BrandVerity has been doing dev hackdays every 6 weeks for a long time now. For this particular hackday, I was interested in playing with unsupervised anomaly detection, a concept I first encountered in this really great Andrew Ng machine learning class on coursera.

At a high level, anomaly detection can be thought of as automatically identifying outliers in a dataset.

One example of a problem we have that seemed like a great candidate for anomaly was attempting to identify bad proxies. We use a large fleet of proxies to do the vast majority of our web crawling. Identifying when one proxy is misbehaving can sometimes be tricky! If a proxy is completely unresponsive to all requests, that's pretty easy to catch. But what if the proxy is just partially failing for some requests? That failure could be normal -- for instance if the target server being accessed via the proxy is down -- or it could mean the proxy itself is a problem.

Enter the probabilistic anomaly detection technique! The basic concept here is to build a probabilistic model for the various features in your dataset, and then multiply things out to end up with an overall probability of how likely it is a given data point is an anomaly vs ‘normal’. This technique has some neat advantages: it can both identify the situation of a single feature being way off from the norm, as well as the situation where every feature is slightly off. The latter situation can be a lot trickier to catch with more naive approaches. One simple way to model this probability is with a Gaussian distribution, where the mean and standard deviation are trivially calculated from the data.

An example feature for our proxy problem might be the percentage of requests that returned a 200 (success) HTTP status code. This graph shows a histogram of the raw data for this feature, overlaid with a gaussian distribution with a mean and standard deviation computed from the data.

As a human we can easily see the outlier on the left. This is also born out by the value of the distribution at that point (it will be a number incredibly close to zero, almost no chance of this value being normal).

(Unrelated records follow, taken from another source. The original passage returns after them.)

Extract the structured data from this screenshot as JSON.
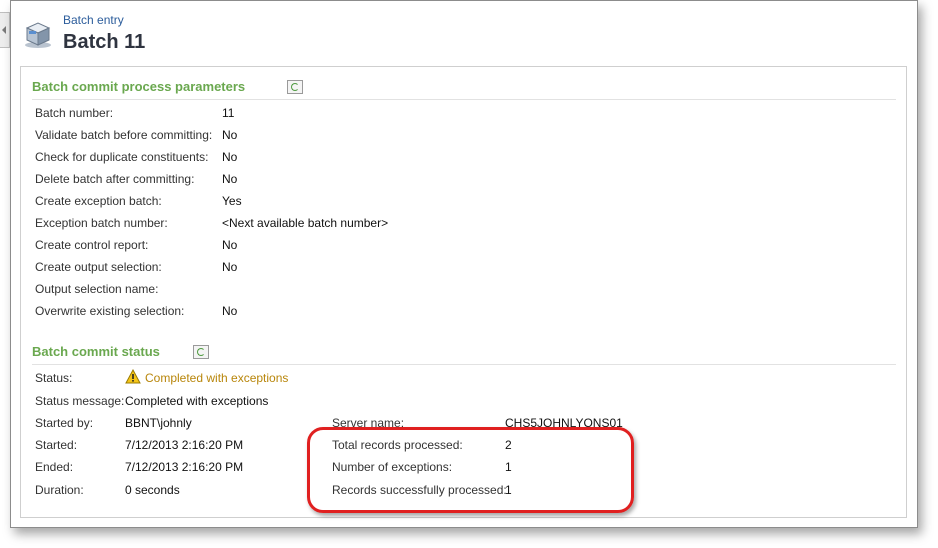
{
  "header": {
    "breadcrumb": "Batch entry",
    "title": "Batch 11"
  },
  "params": {
    "title": "Batch commit process parameters",
    "rows": [
      {
        "label": "Batch number:",
        "value": "11"
      },
      {
        "label": "Validate batch before committing:",
        "value": "No"
      },
      {
        "label": "Check for duplicate constituents:",
        "value": "No"
      },
      {
        "label": "Delete batch after committing:",
        "value": "No"
      },
      {
        "label": "Create exception batch:",
        "value": "Yes"
      },
      {
        "label": "Exception batch number:",
        "value": "<Next available batch number>"
      },
      {
        "label": "Create control report:",
        "value": "No"
      },
      {
        "label": "Create output selection:",
        "value": "No"
      },
      {
        "label": "Output selection name:",
        "value": ""
      },
      {
        "label": "Overwrite existing selection:",
        "value": "No"
      }
    ]
  },
  "status": {
    "title": "Batch commit status",
    "status_label": "Status:",
    "status_value": "Completed with exceptions",
    "message_label": "Status message:",
    "message_value": "Completed with exceptions",
    "left": [
      {
        "label": "Started by:",
        "value": "BBNT\\johnly"
      },
      {
        "label": "Started:",
        "value": "7/12/2013 2:16:20 PM"
      },
      {
        "label": "Ended:",
        "value": "7/12/2013 2:16:20 PM"
      },
      {
        "label": "Duration:",
        "value": "0 seconds"
      }
    ],
    "right": [
      {
        "label": "Server name:",
        "value": "CHS5JOHNLYONS01"
      },
      {
        "label": "Total records processed:",
        "value": "2"
      },
      {
        "label": "Number of exceptions:",
        "value": "1"
      },
      {
        "label": "Records successfully processed:",
        "value": "1"
      }
    ]
  },
  "colors": {
    "section_title": "#6aa84f",
    "status_warning": "#b8860b",
    "highlight": "#e02020",
    "breadcrumb": "#2b5c9b"
  }
}
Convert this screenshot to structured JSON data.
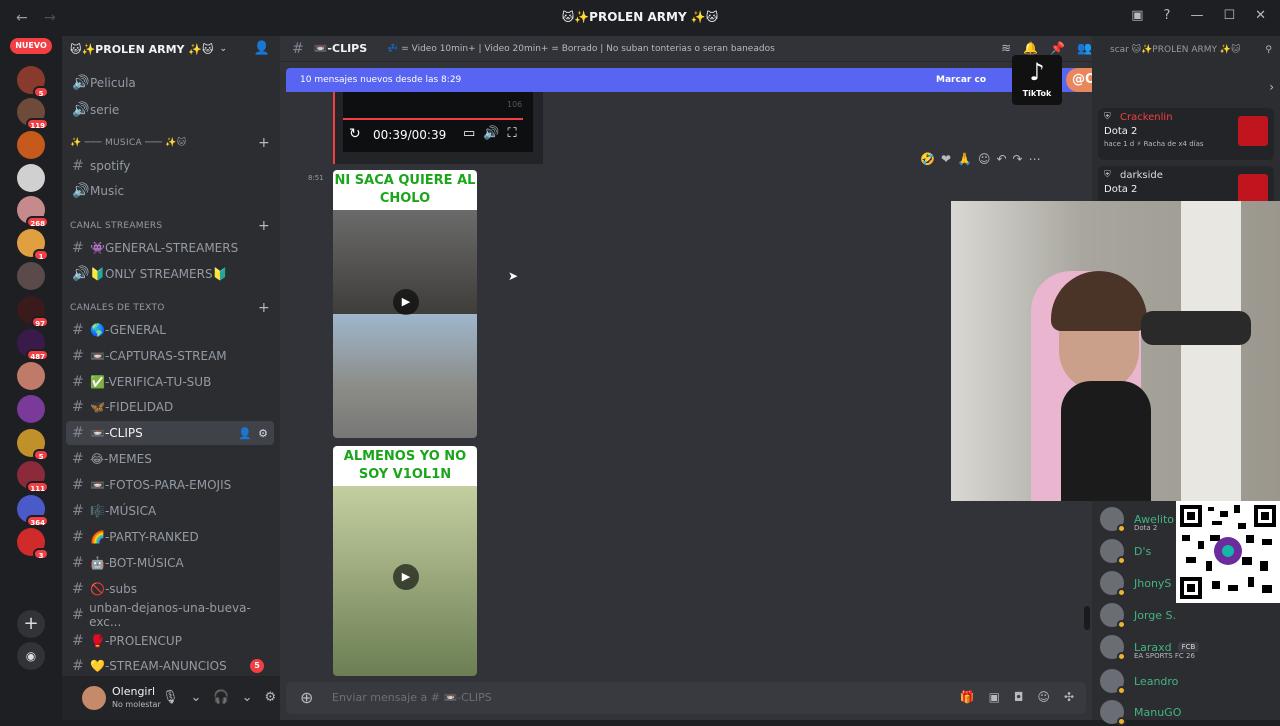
{
  "titlebar": {
    "title": "🐱✨PROLEN ARMY ✨🐱",
    "back": "←",
    "forward": "→",
    "icons": [
      "▣",
      "?",
      "—",
      "☐",
      "✕"
    ]
  },
  "servers": {
    "nuevo": "NUEVO",
    "items": [
      {
        "badge": "5",
        "color": "#8a3a2c"
      },
      {
        "badge": "119",
        "color": "#6e4a3a"
      },
      {
        "badge": "",
        "color": "#c65a1c"
      },
      {
        "badge": "",
        "color": "#d0d0d0"
      },
      {
        "badge": "268",
        "color": "#c78a8c"
      },
      {
        "badge": "1",
        "color": "#e0a040"
      },
      {
        "badge": "",
        "color": "#5a4a4a"
      },
      {
        "badge": "97",
        "color": "#3a1a1a"
      },
      {
        "badge": "487",
        "color": "#3a1a4a"
      },
      {
        "badge": "",
        "color": "#c07a6a"
      },
      {
        "badge": "",
        "color": "#7a3a9a"
      },
      {
        "badge": "5",
        "color": "#c0902a"
      },
      {
        "badge": "111",
        "color": "#8a2a3a"
      },
      {
        "badge": "364",
        "color": "#4a5ac8"
      },
      {
        "badge": "3",
        "color": "#d02a2a"
      }
    ],
    "add": "+",
    "discover": "◉"
  },
  "sidebar": {
    "server_name": "🐱✨PROLEN ARMY ✨🐱",
    "channels_top": [
      {
        "icon": "🔊",
        "label": "Pelicula"
      },
      {
        "icon": "🔊",
        "label": "serie"
      }
    ],
    "cat_musica": "✨ ─── MUSICA ─── ✨🐱",
    "channels_music": [
      {
        "icon": "#",
        "label": "spotify"
      },
      {
        "icon": "🔊",
        "label": "Music"
      }
    ],
    "cat_streamers": "CANAL STREAMERS",
    "channels_streamers": [
      {
        "icon": "#",
        "label": "👾GENERAL-STREAMERS"
      },
      {
        "icon": "🔊",
        "label": "🔰ONLY STREAMERS🔰"
      }
    ],
    "cat_texto": "CANALES DE TEXTO",
    "channels_texto": [
      {
        "icon": "#",
        "label": "🌎-GENERAL"
      },
      {
        "icon": "#",
        "label": "📼-CAPTURAS-STREAM"
      },
      {
        "icon": "#",
        "label": "✅-VERIFICA-TU-SUB"
      },
      {
        "icon": "#",
        "label": "🦋-FIDELIDAD"
      },
      {
        "icon": "#",
        "label": "📼-CLIPS"
      },
      {
        "icon": "#",
        "label": "😂-MEMES"
      },
      {
        "icon": "#",
        "label": "📼-FOTOS-PARA-EMOJIS"
      },
      {
        "icon": "#",
        "label": "🎼-MÚSICA"
      },
      {
        "icon": "#",
        "label": "🌈-PARTY-RANKED"
      },
      {
        "icon": "#",
        "label": "🤖-BOT-MÚSICA"
      },
      {
        "icon": "#",
        "label": "🚫-subs"
      },
      {
        "icon": "#",
        "label": "unban-dejanos-una-bueva-exc..."
      },
      {
        "icon": "#",
        "label": "🥊-PROLENCUP"
      },
      {
        "icon": "#",
        "label": "💛-STREAM-ANUNCIOS"
      }
    ],
    "stream_anuncios_badge": "5"
  },
  "user": {
    "name": "Olengirl",
    "status": "No molestar"
  },
  "channel": {
    "name": "📼-CLIPS",
    "topic": "💤 = Video 10min+ | Video 20min+ = Borrado | No suban tonterias o seran baneados"
  },
  "newbar": {
    "text": "10 mensajes nuevos desde las 8:29",
    "mark": "Marcar co"
  },
  "tiktok": {
    "label": "TikTok",
    "handle": "@OLENGIRL"
  },
  "video": {
    "time": "00:39/00:39",
    "num": "106"
  },
  "message": {
    "time": "8:51"
  },
  "clips": [
    {
      "caption": "NI SACA QUIERE AL CHOLO"
    },
    {
      "caption": "ALMENOS YO NO SOY V1OL1N"
    }
  ],
  "input": {
    "placeholder": "Enviar mensaje a # 📼-CLIPS"
  },
  "right": {
    "search": "scar 🐱✨PROLEN ARMY ✨🐱",
    "activities": [
      {
        "name": "Crackenlin",
        "game": "Dota 2",
        "sub": "hace 1 d  ⚡ Racha de x4 días",
        "color": "#f23f43"
      },
      {
        "name": "darkside",
        "game": "Dota 2",
        "sub": "",
        "color": "#dbdee1"
      }
    ],
    "members": [
      {
        "name": "Awelito",
        "sub": "Dota 2",
        "tag": ""
      },
      {
        "name": "D's",
        "sub": "",
        "tag": ""
      },
      {
        "name": "JhonyS",
        "sub": "",
        "tag": ""
      },
      {
        "name": "Jorge S.",
        "sub": "",
        "tag": ""
      },
      {
        "name": "Laraxd",
        "sub": "EA SPORTS FC 26",
        "tag": "FCB"
      },
      {
        "name": "Leandro",
        "sub": "",
        "tag": ""
      },
      {
        "name": "ManuGO",
        "sub": "",
        "tag": ""
      }
    ]
  }
}
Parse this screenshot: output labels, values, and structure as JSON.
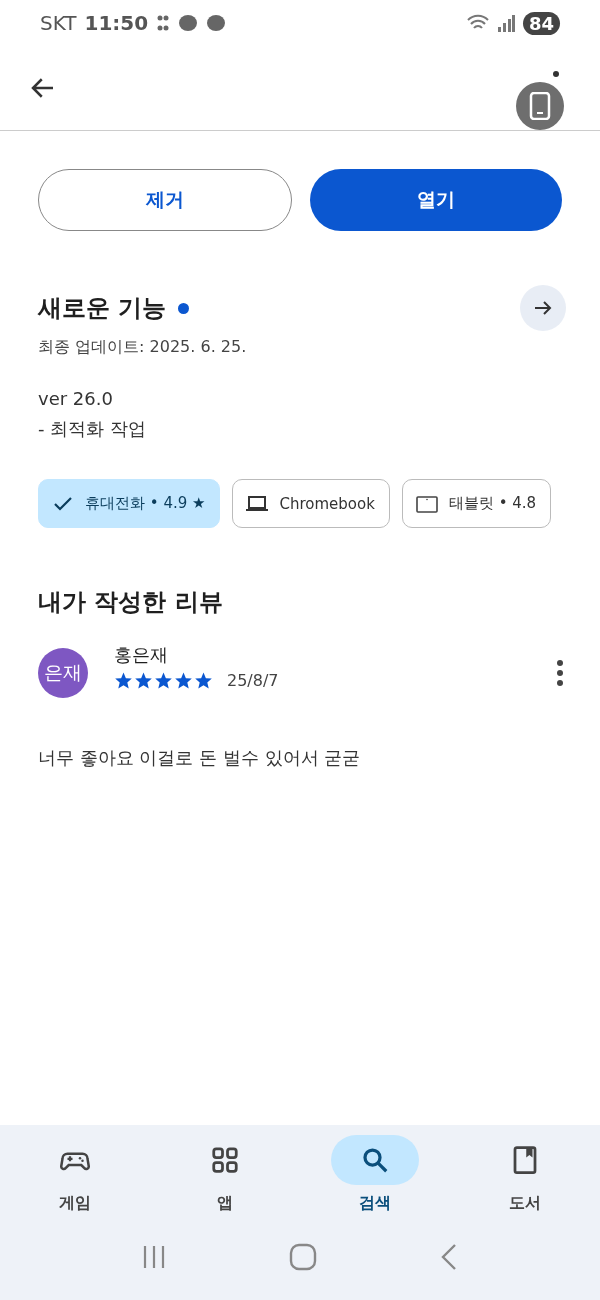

With all of the features modeled, and all probabilities calculated and multiplied, we end up with a distinct probability score for each proxy. This graph shows the probability score for each proxy over time:

This graph has a log-y axis of probability. You can see the bottom green line, which is WAY down from everyone else, was indeed a problem proxy (and lined up with the outlier in the 200 HTTP status code feature in the previous graph). By tuning in a threshold here, you can alert on likely anomalies with various false positive/negative rates depending on your tolerances/requirements. Another nice advantage of this technique, which really helps speed up the initial investigation, is that you can use the per-feature probabilities to help explain why a given proxy is considered an anomaly, as opposed to just getting a black box answer out.

For some example Python code which you can use to compute these probabilities and try this technique out yourself, I've uploaded an IPython notebook here: https://gist.github.com/aschokking/ad4be38f1080678c637f318ef086896e

We've been using this technique in production for a while now, and it has proven very robust and useful. I'm looking forward to applying it to more and more complex problems in the future!